Thursday, 18 October 2012
I just checked facebook and i saw my good friend NEO's status update, by the way i rarely comment on all social networks these days, its too noisy, everyone wants to be heard and no one wants to listen, so i fill in the blank space and just listen to what everyone has to say. What people say really is a discussion for some other day.
The update says "wake up and be somebody", it got me thinking, who have i being all these years? who do i want to be? who am i becoming?
You know the world is such a rowdy place , that people's noise have a way of drowning your opinions, where he who is loudest wins, it does not really matter if they are right or wrong.

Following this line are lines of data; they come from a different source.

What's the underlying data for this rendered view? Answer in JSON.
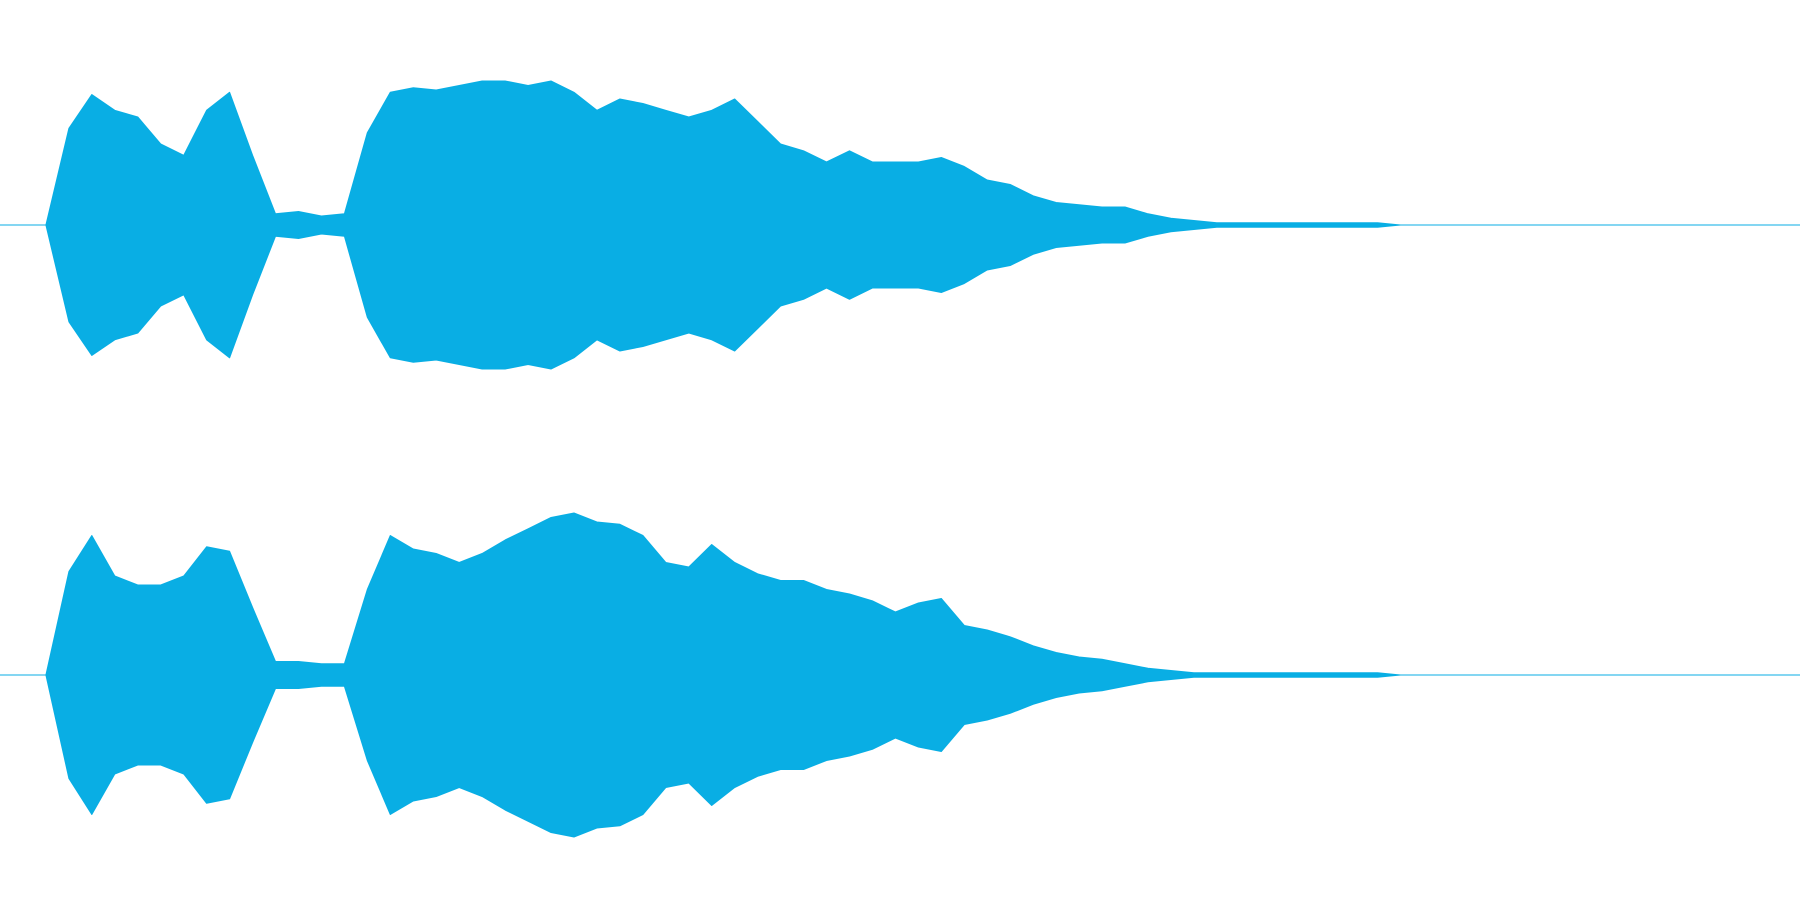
{
  "chart_data": {
    "type": "waveform",
    "color": "#09aee4",
    "series": [
      {
        "values": [
          0,
          0.43,
          0.58,
          0.51,
          0.48,
          0.36,
          0.31,
          0.51,
          0.59,
          0.31,
          0.05,
          0.06,
          0.04,
          0.05,
          0.41,
          0.59,
          0.61,
          0.6,
          0.62,
          0.64,
          0.64,
          0.62,
          0.64,
          0.59,
          0.51,
          0.56,
          0.54,
          0.51,
          0.48,
          0.51,
          0.56,
          0.46,
          0.36,
          0.33,
          0.28,
          0.33,
          0.28,
          0.28,
          0.28,
          0.3,
          0.26,
          0.2,
          0.18,
          0.13,
          0.1,
          0.09,
          0.08,
          0.08,
          0.05,
          0.03,
          0.02,
          0.01,
          0.01,
          0.01,
          0.01,
          0.01,
          0.01,
          0.01,
          0.01,
          0
        ]
      },
      {
        "values": [
          0,
          0.46,
          0.62,
          0.44,
          0.4,
          0.4,
          0.44,
          0.57,
          0.55,
          0.3,
          0.06,
          0.06,
          0.05,
          0.05,
          0.38,
          0.62,
          0.56,
          0.54,
          0.5,
          0.54,
          0.6,
          0.65,
          0.7,
          0.72,
          0.68,
          0.67,
          0.62,
          0.5,
          0.48,
          0.58,
          0.5,
          0.45,
          0.42,
          0.42,
          0.38,
          0.36,
          0.33,
          0.28,
          0.32,
          0.34,
          0.22,
          0.2,
          0.17,
          0.13,
          0.1,
          0.08,
          0.07,
          0.05,
          0.03,
          0.02,
          0.01,
          0.01,
          0.01,
          0.01,
          0.01,
          0.01,
          0.01,
          0.01,
          0.01,
          0
        ]
      }
    ]
  }
}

Well have grown to be someone different from what i was a couple of months back and yes i have grown to be a bad person, its amazing how a shift in someone's opinion can affect your whole life, crashing your plans and opinions like a domino effect. Things i planned never to do are the things that give me relief lately, the beast in me is fully fed, and really thirsty for more. i bury my head in my palms and i think of how all this began, all the things i know can save me, and something in me keeps telling me "you just have to face this phase" , i know eventually it will pass, just like a thick cloud.
This is not me , its who i have to overcome to become who i really ought to be.
I still am the person i used to be, am still a good son, brother and a good friend and just wait dont judge me yet, because this will pass, am only scaling off.
We all go through this phase, maybe not all of , just most of us. The trick is remembering who you always were and who you want to be, otherwise, you will be lost in this phase. Oblivion is the main danger here.